A one-on-one meeting in an professional environment is the best way to discuss issues, develop a good rapport between the employee and the employer.
A one- on-one meeting should not be made into a status update meeting and should be more oriented to the employee and not the work. This will enable the employee to feel comfortable and more honest with the manager.
An article in officevibe.com lists out the structure for a one-on-one meeting.
* The comfort of the employee should be the first priority and to achieve this the meeting can start with a informal catch up. You can start by asking how their life is going outside work.
* You have to start listening instead of just talking. If the employee is feeling hesitant encourage them to open up.
One pro-tip for this part of the meeting is to pause for 3-4 seconds before responding to what they just said. This allows them to dive deeper into what they were just saying.

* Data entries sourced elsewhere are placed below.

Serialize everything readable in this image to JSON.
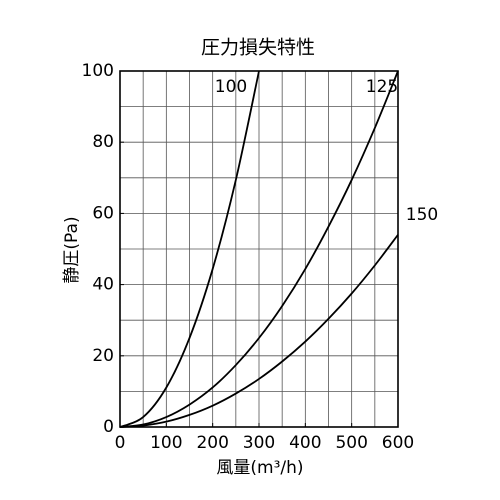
{
  "chart_data": {
    "type": "line",
    "title": "圧力損失特性",
    "x_label": "風量(m³/h)",
    "y_label": "静圧(Pa)",
    "x": [
      0,
      50,
      100,
      150,
      200,
      250,
      300,
      350,
      400,
      450,
      500,
      550,
      600
    ],
    "series": [
      {
        "name": "100",
        "color": "#000000",
        "values": [
          0,
          2.8,
          11.1,
          25,
          44.4,
          69.4,
          100,
          null,
          null,
          null,
          null,
          null,
          null
        ]
      },
      {
        "name": "125",
        "color": "#000000",
        "values": [
          0,
          0.7,
          2.8,
          6.3,
          11.1,
          17.4,
          25,
          34,
          44.4,
          56.3,
          69.4,
          84,
          100
        ]
      },
      {
        "name": "150",
        "color": "#000000",
        "values": [
          0,
          0.4,
          1.5,
          3.4,
          6,
          9.4,
          13.5,
          18.4,
          24,
          30.4,
          37.5,
          45.4,
          54
        ]
      }
    ],
    "xlim": [
      0,
      600
    ],
    "ylim": [
      0,
      100
    ],
    "xticks": [
      0,
      100,
      200,
      300,
      400,
      500,
      600
    ],
    "yticks": [
      0,
      20,
      40,
      60,
      80,
      100
    ],
    "xgrid": [
      0,
      50,
      100,
      150,
      200,
      250,
      300,
      350,
      400,
      450,
      500,
      550,
      600
    ],
    "ygrid": [
      0,
      10,
      20,
      30,
      40,
      50,
      60,
      70,
      80,
      90,
      100
    ],
    "grid": true
  }
}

* If your employee does not have enough points to talk out. Then you start speaking your mind and tell them how they can improve in their career. Now and then start using some questions to get the conversation going.

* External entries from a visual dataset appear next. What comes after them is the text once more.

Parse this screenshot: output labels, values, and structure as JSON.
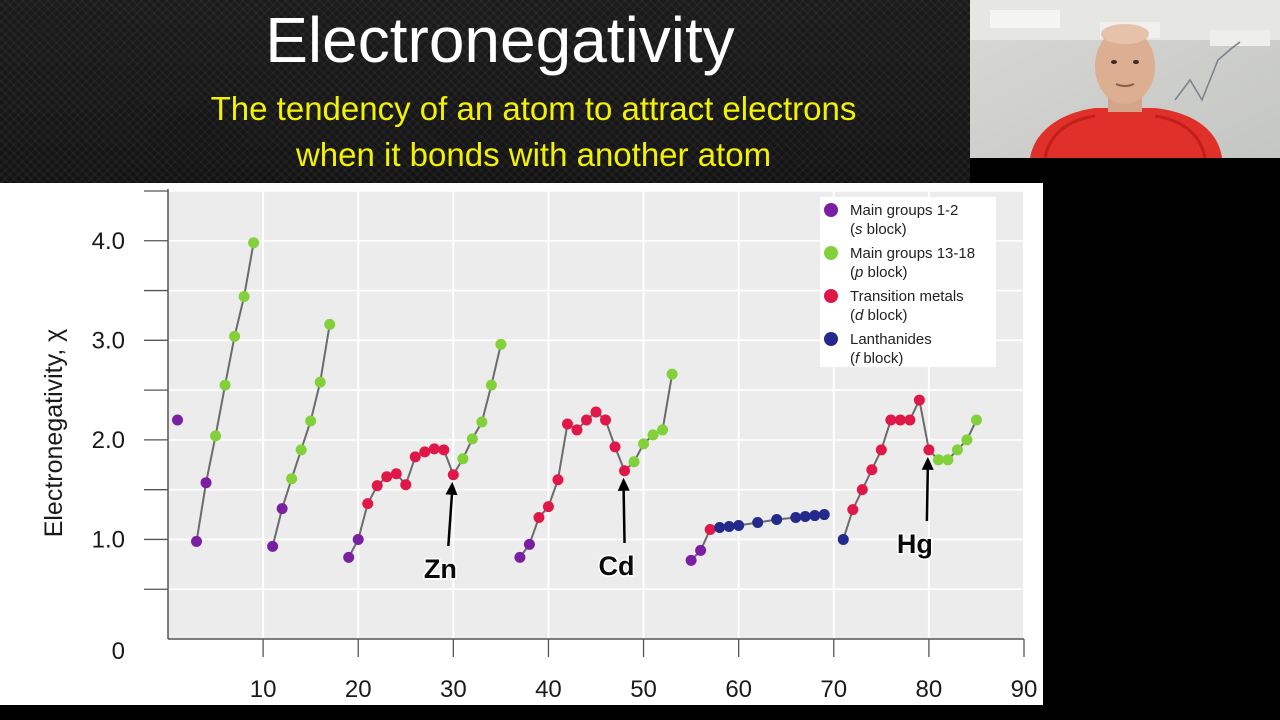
{
  "slide": {
    "title": "Electronegativity",
    "subtitle_line1": "The tendency of an atom to attract electrons",
    "subtitle_line2": "when it bonds with another atom"
  },
  "colors": {
    "s": "#7b1fa2",
    "p": "#82d13a",
    "d": "#e0184a",
    "f": "#242a8c",
    "line": "#6b6b6b",
    "plot_bg": "#ececec"
  },
  "chart_data": {
    "type": "scatter",
    "title": "",
    "xlabel": "",
    "ylabel": "Electronegativity, χ",
    "xlim": [
      0,
      90
    ],
    "ylim": [
      0,
      4.5
    ],
    "x_ticks": [
      10,
      20,
      30,
      40,
      50,
      60,
      70,
      80,
      90
    ],
    "y_ticks": [
      {
        "value": 0,
        "label": "0"
      },
      {
        "value": 1,
        "label": "1.0"
      },
      {
        "value": 2,
        "label": "2.0"
      },
      {
        "value": 3,
        "label": "3.0"
      },
      {
        "value": 4,
        "label": "4.0"
      }
    ],
    "grid": true,
    "legend_position": "top-right",
    "legend": [
      {
        "key": "s",
        "line1": "Main groups 1-2",
        "italic": "s",
        "rest": " block)"
      },
      {
        "key": "p",
        "line1": "Main groups 13-18",
        "italic": "p",
        "rest": " block)"
      },
      {
        "key": "d",
        "line1": "Transition metals",
        "italic": "d",
        "rest": " block)"
      },
      {
        "key": "f",
        "line1": "Lanthanides",
        "italic": "f",
        "rest": " block)"
      }
    ],
    "points": [
      [
        1,
        2.2,
        "s"
      ],
      [
        3,
        0.98,
        "s"
      ],
      [
        4,
        1.57,
        "s"
      ],
      [
        5,
        2.04,
        "p"
      ],
      [
        6,
        2.55,
        "p"
      ],
      [
        7,
        3.04,
        "p"
      ],
      [
        8,
        3.44,
        "p"
      ],
      [
        9,
        3.98,
        "p"
      ],
      [
        11,
        0.93,
        "s"
      ],
      [
        12,
        1.31,
        "s"
      ],
      [
        13,
        1.61,
        "p"
      ],
      [
        14,
        1.9,
        "p"
      ],
      [
        15,
        2.19,
        "p"
      ],
      [
        16,
        2.58,
        "p"
      ],
      [
        17,
        3.16,
        "p"
      ],
      [
        19,
        0.82,
        "s"
      ],
      [
        20,
        1.0,
        "s"
      ],
      [
        21,
        1.36,
        "d"
      ],
      [
        22,
        1.54,
        "d"
      ],
      [
        23,
        1.63,
        "d"
      ],
      [
        24,
        1.66,
        "d"
      ],
      [
        25,
        1.55,
        "d"
      ],
      [
        26,
        1.83,
        "d"
      ],
      [
        27,
        1.88,
        "d"
      ],
      [
        28,
        1.91,
        "d"
      ],
      [
        29,
        1.9,
        "d"
      ],
      [
        30,
        1.65,
        "d"
      ],
      [
        31,
        1.81,
        "p"
      ],
      [
        32,
        2.01,
        "p"
      ],
      [
        33,
        2.18,
        "p"
      ],
      [
        34,
        2.55,
        "p"
      ],
      [
        35,
        2.96,
        "p"
      ],
      [
        37,
        0.82,
        "s"
      ],
      [
        38,
        0.95,
        "s"
      ],
      [
        39,
        1.22,
        "d"
      ],
      [
        40,
        1.33,
        "d"
      ],
      [
        41,
        1.6,
        "d"
      ],
      [
        42,
        2.16,
        "d"
      ],
      [
        43,
        2.1,
        "d"
      ],
      [
        44,
        2.2,
        "d"
      ],
      [
        45,
        2.28,
        "d"
      ],
      [
        46,
        2.2,
        "d"
      ],
      [
        47,
        1.93,
        "d"
      ],
      [
        48,
        1.69,
        "d"
      ],
      [
        49,
        1.78,
        "p"
      ],
      [
        50,
        1.96,
        "p"
      ],
      [
        51,
        2.05,
        "p"
      ],
      [
        52,
        2.1,
        "p"
      ],
      [
        53,
        2.66,
        "p"
      ],
      [
        55,
        0.79,
        "s"
      ],
      [
        56,
        0.89,
        "s"
      ],
      [
        57,
        1.1,
        "d"
      ],
      [
        58,
        1.12,
        "f"
      ],
      [
        59,
        1.13,
        "f"
      ],
      [
        60,
        1.14,
        "f"
      ],
      [
        62,
        1.17,
        "f"
      ],
      [
        64,
        1.2,
        "f"
      ],
      [
        66,
        1.22,
        "f"
      ],
      [
        67,
        1.23,
        "f"
      ],
      [
        68,
        1.24,
        "f"
      ],
      [
        69,
        1.25,
        "f"
      ],
      [
        71,
        1.0,
        "f"
      ],
      [
        72,
        1.3,
        "d"
      ],
      [
        73,
        1.5,
        "d"
      ],
      [
        74,
        1.7,
        "d"
      ],
      [
        75,
        1.9,
        "d"
      ],
      [
        76,
        2.2,
        "d"
      ],
      [
        77,
        2.2,
        "d"
      ],
      [
        78,
        2.2,
        "d"
      ],
      [
        79,
        2.4,
        "d"
      ],
      [
        80,
        1.9,
        "d"
      ],
      [
        81,
        1.8,
        "p"
      ],
      [
        82,
        1.8,
        "p"
      ],
      [
        83,
        1.9,
        "p"
      ],
      [
        84,
        2.0,
        "p"
      ],
      [
        85,
        2.2,
        "p"
      ]
    ],
    "segments": [
      [
        3,
        9
      ],
      [
        11,
        17
      ],
      [
        19,
        35
      ],
      [
        37,
        53
      ],
      [
        55,
        69
      ],
      [
        71,
        85
      ]
    ],
    "annotations": [
      {
        "label": "Zn",
        "x": 30,
        "y": 1.65
      },
      {
        "label": "Cd",
        "x": 48,
        "y": 1.69
      },
      {
        "label": "Hg",
        "x": 80,
        "y": 1.9
      }
    ]
  }
}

* Instead of leaving the conversation as soon as it ends, come up with a follow-up plan in relation to what was discussed.

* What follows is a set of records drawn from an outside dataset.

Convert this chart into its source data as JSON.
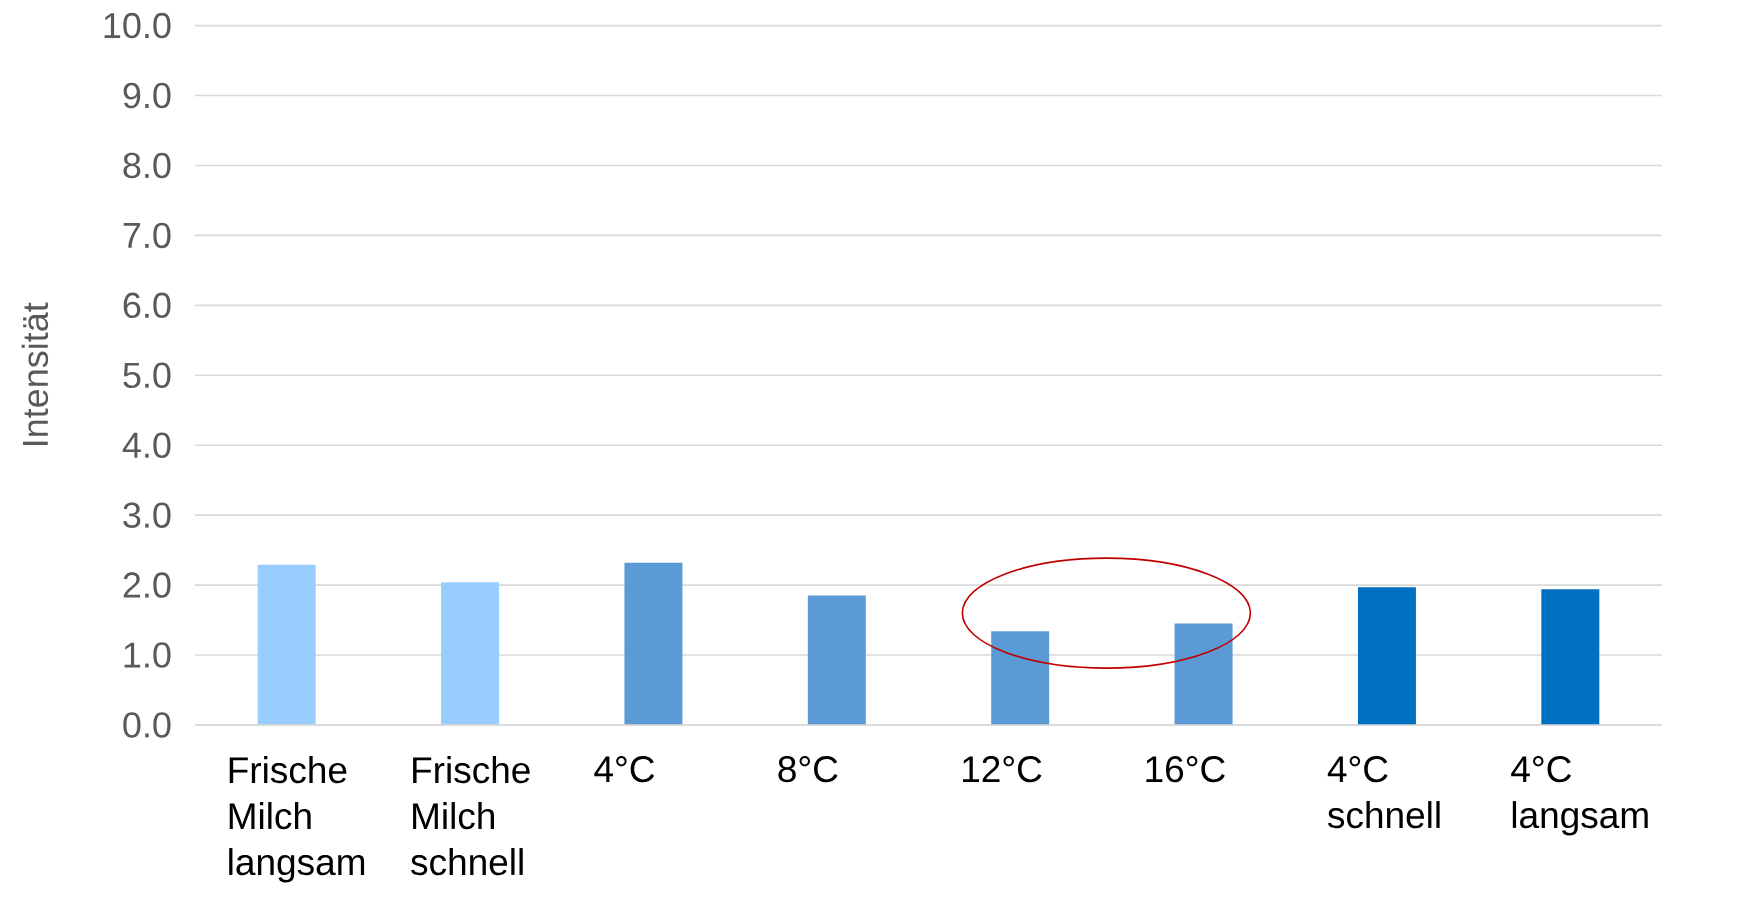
{
  "chart_data": {
    "type": "bar",
    "ylabel": "Intensität",
    "categories": [
      "Frische Milch langsam",
      "Frische Milch schnell",
      "4°C",
      "8°C",
      "12°C",
      "16°C",
      "4°C schnell",
      "4°C langsam"
    ],
    "values": [
      2.29,
      2.04,
      2.32,
      1.85,
      1.34,
      1.45,
      1.97,
      1.94
    ],
    "colors": [
      "#99ccff",
      "#99ccff",
      "#5b9bd5",
      "#5b9bd5",
      "#5b9bd5",
      "#5b9bd5",
      "#0070c0",
      "#0070c0"
    ],
    "ylim": [
      0,
      10
    ],
    "yticks": [
      {
        "value": 0,
        "label": "0.0"
      },
      {
        "value": 1,
        "label": "1.0"
      },
      {
        "value": 2,
        "label": "2.0"
      },
      {
        "value": 3,
        "label": "3.0"
      },
      {
        "value": 4,
        "label": "4.0"
      },
      {
        "value": 5,
        "label": "5.0"
      },
      {
        "value": 6,
        "label": "6.0"
      },
      {
        "value": 7,
        "label": "7.0"
      },
      {
        "value": 8,
        "label": "8.0"
      },
      {
        "value": 9,
        "label": "9.0"
      },
      {
        "value": 10,
        "label": "10.0"
      }
    ],
    "grid": "y"
  }
}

These meetings at times can be very difficult for the managers who are not much experienced. Here are a few tips for the managers.
* A prime point to be remembered is that it is the employees' meeting and you should focus on the employee.
* Ask them their opinion on how they want you to treat them. Feel free to prompt them to get the discussion going with yes/no questions about leadership behaviours you have.
* Inform your employee 24 hours before the meeting so that they can prepare for it.
* Start taking notes of what your employee is saying. This will come in handy to review during your next meeting.
Remember that one-on-ones are your best opportunity to discover what is on an employee’s mind. It’s a chance to have a private, informal chat about what they like and don’t like.